1. Why Current Produces Heat
When electric current flows through a conductor, electrons move through the material and collide with atoms. These collisions make the atoms vibrate more, and this vibration appears as heat.
This is why wires get warm when current flows through them.
1.1. Energy Lost in Collisions
As electrons drift through the conductor, some of their energy is transferred to the atoms during collisions. This energy transfer increases the temperature of the conductor.
2. Joule’s Law of Heating
Joule’s law gives the amount of heat produced in a conductor when current flows for a certain time.
2.1. Statement of Joule’s Law
Heat produced in a conductor is directly proportional to:
- the square of the current \((I^2)\)
- the resistance of the conductor \((R)\)

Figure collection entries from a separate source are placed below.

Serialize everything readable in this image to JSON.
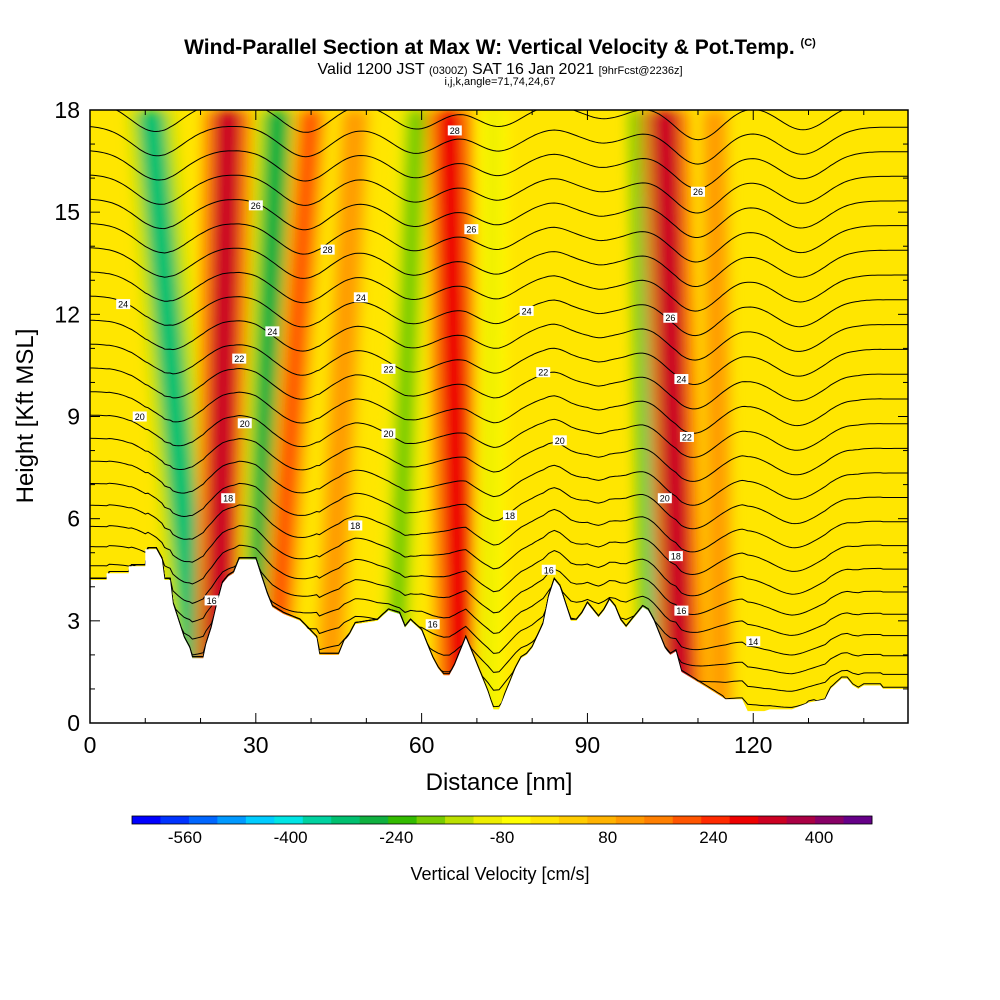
{
  "title": {
    "main": "Wind-Parallel Section at Max W: Vertical Velocity & Pot.Temp.",
    "copyright": "(C)",
    "valid_pre": "Valid 1200 JST",
    "valid_utc": "(0300Z)",
    "valid_post": "SAT 16 Jan 2021",
    "forecast": "[9hrFcst@2236z]",
    "indices": "i,j,k,angle=71,74,24,67"
  },
  "chart_data": {
    "type": "heatmap",
    "xlabel": "Distance [nm]",
    "ylabel": "Height [Kft MSL]",
    "xlim": [
      0,
      148
    ],
    "ylim": [
      0,
      18
    ],
    "x_ticks": [
      0,
      30,
      60,
      90,
      120
    ],
    "y_ticks": [
      0,
      3,
      6,
      9,
      12,
      15,
      18
    ],
    "colorbar": {
      "label": "Vertical Velocity [cm/s]",
      "tick_labels": [
        -560,
        -400,
        -240,
        -80,
        80,
        240,
        400
      ],
      "colors": [
        "#0000ff",
        "#0033ff",
        "#0066ff",
        "#0099ff",
        "#00ccff",
        "#00e5e5",
        "#00d2a0",
        "#00c070",
        "#10b040",
        "#33bb00",
        "#77cc00",
        "#bbe000",
        "#eeee00",
        "#ffff00",
        "#ffe600",
        "#ffcc00",
        "#ffb300",
        "#ff9900",
        "#ff7f00",
        "#ff5500",
        "#ff2a00",
        "#ee0000",
        "#cc0022",
        "#aa0044",
        "#880066",
        "#660088"
      ]
    },
    "velocity_features": [
      {
        "x_bottom": 20,
        "x_top": 11,
        "w_cm_s": -300
      },
      {
        "x_bottom": 23,
        "x_top": 25,
        "w_cm_s": 320
      },
      {
        "x_bottom": 30,
        "x_top": 34,
        "w_cm_s": -260
      },
      {
        "x_bottom": 33,
        "x_top": 40,
        "w_cm_s": 180
      },
      {
        "x_bottom": 43,
        "x_top": 48,
        "w_cm_s": 120
      },
      {
        "x_bottom": 55,
        "x_top": 59,
        "w_cm_s": -180
      },
      {
        "x_bottom": 67,
        "x_top": 65,
        "w_cm_s": 300
      },
      {
        "x_bottom": 72,
        "x_top": 73,
        "w_cm_s": -100
      },
      {
        "x_bottom": 104,
        "x_top": 102,
        "w_cm_s": -340
      },
      {
        "x_bottom": 107,
        "x_top": 104,
        "w_cm_s": 320
      },
      {
        "x_bottom": 114,
        "x_top": 113,
        "w_cm_s": 100
      }
    ],
    "terrain": [
      [
        0,
        4.2
      ],
      [
        3,
        4.2
      ],
      [
        3,
        4.4
      ],
      [
        7,
        4.4
      ],
      [
        7,
        4.6
      ],
      [
        10,
        4.6
      ],
      [
        10,
        5.1
      ],
      [
        12,
        5.1
      ],
      [
        13,
        4.8
      ],
      [
        13.5,
        4.2
      ],
      [
        14.5,
        4.2
      ],
      [
        15,
        3.5
      ],
      [
        16,
        3
      ],
      [
        17,
        2.5
      ],
      [
        18,
        2.2
      ],
      [
        18.5,
        1.9
      ],
      [
        20.5,
        1.9
      ],
      [
        21,
        2.3
      ],
      [
        22,
        2.8
      ],
      [
        23,
        3.5
      ],
      [
        24,
        4.1
      ],
      [
        25,
        4.3
      ],
      [
        26,
        4.4
      ],
      [
        27,
        4.8
      ],
      [
        30,
        4.8
      ],
      [
        31,
        4.3
      ],
      [
        32,
        3.8
      ],
      [
        33,
        3.4
      ],
      [
        35,
        3.2
      ],
      [
        38,
        3
      ],
      [
        41,
        2.5
      ],
      [
        41.5,
        2
      ],
      [
        45,
        2
      ],
      [
        46,
        2.4
      ],
      [
        47,
        2.6
      ],
      [
        48,
        2.9
      ],
      [
        52,
        3
      ],
      [
        54,
        3.3
      ],
      [
        56,
        3.2
      ],
      [
        57,
        2.8
      ],
      [
        58,
        3
      ],
      [
        60,
        2.7
      ],
      [
        61,
        2.3
      ],
      [
        62,
        1.9
      ],
      [
        63,
        1.6
      ],
      [
        64,
        1.4
      ],
      [
        65,
        1.4
      ],
      [
        66,
        1.7
      ],
      [
        67,
        2.1
      ],
      [
        68,
        2.5
      ],
      [
        69,
        2.1
      ],
      [
        70,
        1.7
      ],
      [
        71,
        1.3
      ],
      [
        72,
        0.9
      ],
      [
        73,
        0.4
      ],
      [
        74,
        0.4
      ],
      [
        75,
        0.8
      ],
      [
        76,
        1.2
      ],
      [
        77,
        1.6
      ],
      [
        78,
        1.9
      ],
      [
        79,
        2
      ],
      [
        80,
        2.2
      ],
      [
        82,
        2.9
      ],
      [
        83,
        3.7
      ],
      [
        84,
        4.2
      ],
      [
        85,
        4
      ],
      [
        86,
        3.5
      ],
      [
        87,
        3
      ],
      [
        88,
        3
      ],
      [
        89,
        3.2
      ],
      [
        90,
        3.5
      ],
      [
        91,
        3.3
      ],
      [
        92,
        3.1
      ],
      [
        93,
        3.3
      ],
      [
        94,
        3.6
      ],
      [
        95,
        3.4
      ],
      [
        96,
        3
      ],
      [
        97,
        2.8
      ],
      [
        98,
        3
      ],
      [
        99,
        3.2
      ],
      [
        100,
        3.4
      ],
      [
        101,
        3.3
      ],
      [
        102,
        3
      ],
      [
        103,
        2.6
      ],
      [
        104,
        2.2
      ],
      [
        105,
        2
      ],
      [
        106,
        2.1
      ],
      [
        107,
        1.5
      ],
      [
        108,
        1.4
      ],
      [
        110,
        1.2
      ],
      [
        112,
        1
      ],
      [
        115,
        0.7
      ],
      [
        118,
        0.7
      ],
      [
        119,
        0.35
      ],
      [
        122,
        0.35
      ],
      [
        123,
        0.4
      ],
      [
        127,
        0.4
      ],
      [
        130,
        0.6
      ],
      [
        133,
        0.7
      ],
      [
        134,
        1
      ],
      [
        136,
        1.3
      ],
      [
        137,
        1.3
      ],
      [
        138,
        1.1
      ],
      [
        139,
        1
      ],
      [
        140,
        1.1
      ],
      [
        143,
        1.1
      ],
      [
        143.5,
        1
      ],
      [
        148,
        1
      ]
    ],
    "isentrope_labels": [
      {
        "text": "28",
        "x": 66,
        "y": 17.4
      },
      {
        "text": "26",
        "x": 30,
        "y": 15.2
      },
      {
        "text": "26",
        "x": 69,
        "y": 14.5
      },
      {
        "text": "26",
        "x": 110,
        "y": 15.6
      },
      {
        "text": "28",
        "x": 43,
        "y": 13.9
      },
      {
        "text": "24",
        "x": 6,
        "y": 12.3
      },
      {
        "text": "24",
        "x": 49,
        "y": 12.5
      },
      {
        "text": "24",
        "x": 79,
        "y": 12.1
      },
      {
        "text": "26",
        "x": 105,
        "y": 11.9
      },
      {
        "text": "24",
        "x": 33,
        "y": 11.5
      },
      {
        "text": "22",
        "x": 27,
        "y": 10.7
      },
      {
        "text": "22",
        "x": 54,
        "y": 10.4
      },
      {
        "text": "22",
        "x": 82,
        "y": 10.3
      },
      {
        "text": "24",
        "x": 107,
        "y": 10.1
      },
      {
        "text": "20",
        "x": 9,
        "y": 9.0
      },
      {
        "text": "20",
        "x": 28,
        "y": 8.8
      },
      {
        "text": "20",
        "x": 54,
        "y": 8.5
      },
      {
        "text": "20",
        "x": 85,
        "y": 8.3
      },
      {
        "text": "22",
        "x": 108,
        "y": 8.4
      },
      {
        "text": "18",
        "x": 25,
        "y": 6.6
      },
      {
        "text": "20",
        "x": 104,
        "y": 6.6
      },
      {
        "text": "18",
        "x": 48,
        "y": 5.8
      },
      {
        "text": "18",
        "x": 76,
        "y": 6.1
      },
      {
        "text": "18",
        "x": 106,
        "y": 4.9
      },
      {
        "text": "16",
        "x": 83,
        "y": 4.5
      },
      {
        "text": "16",
        "x": 22,
        "y": 3.6
      },
      {
        "text": "16",
        "x": 107,
        "y": 3.3
      },
      {
        "text": "16",
        "x": 62,
        "y": 2.9
      },
      {
        "text": "14",
        "x": 120,
        "y": 2.4
      }
    ]
  }
}
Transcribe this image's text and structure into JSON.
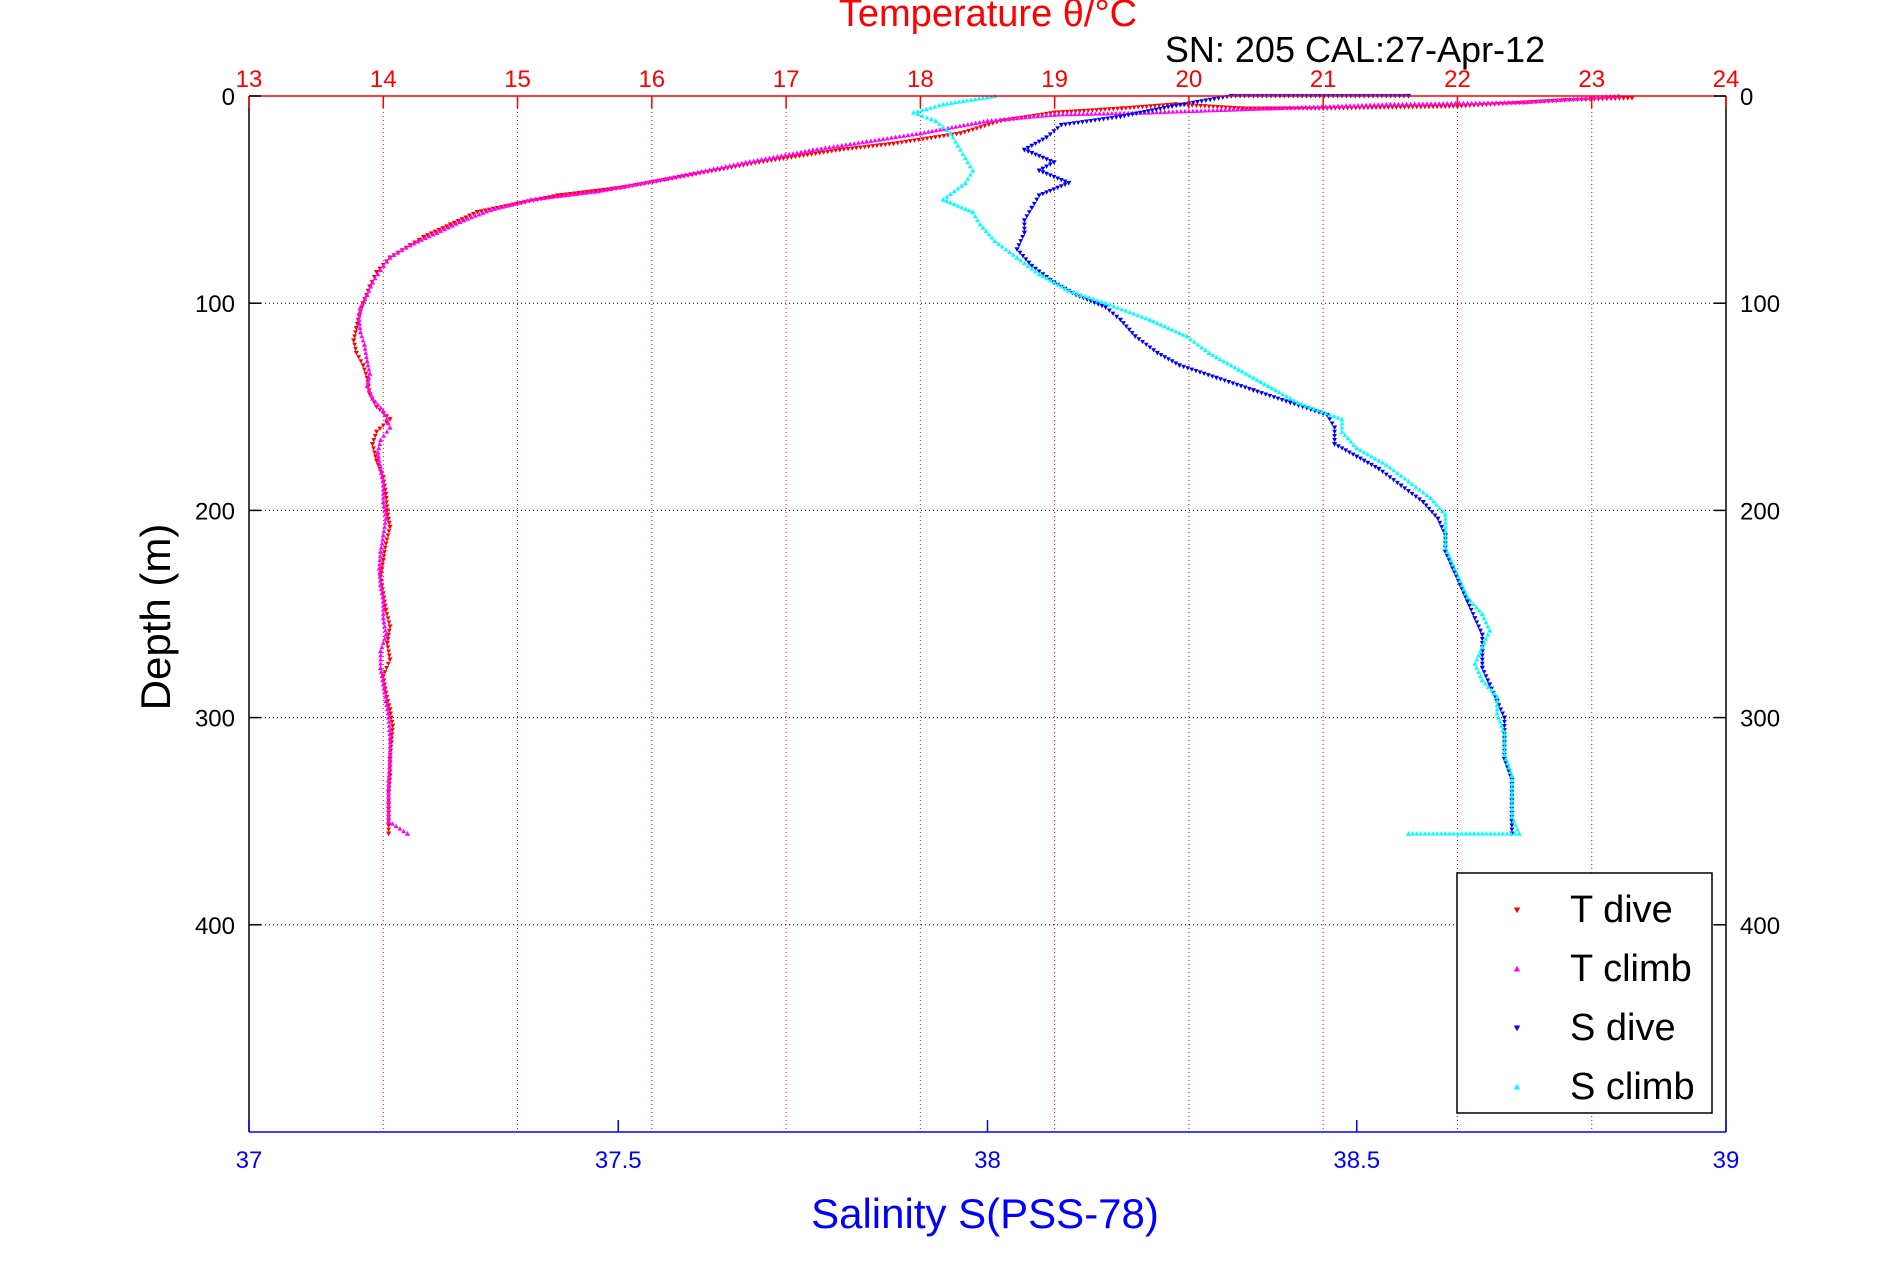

- the time for which current flows \((t)\)
2.1.1. Formula for Heat Produced
\( H = I^2 R t \)
This formula shows that even a small increase in current produces a large increase in heat because of the square term.
3. Power and Heating
The heating effect is closely linked to the electrical power consumed in the conductor.
Power is the rate at which electrical energy is converted to heat.
3.1. Using Power Formulas
\( P = I^2 R \)
\( P = VI \)
\( P = \dfrac{V^2}{R} \)
All these forms can be used depending on which quantities are known.
4. Applications of Heating Effect
The heating effect is used intentionally in many devices. The idea is simple: when a high-resistance element carries current, its temperature rises quickly.
4.1. Common Examples
- Electric heaters
- Toasters
- Irons
- Electric bulbs (filament heating)
In all these devices, materials with high resistivity are used so they heat up easily.
5. Example to Visualise Heating
A thin wire of high resistance gets much hotter than a thick wire when the same current flows through both. This is because heating depends on resistance—more resistance means more heat produced for the same current.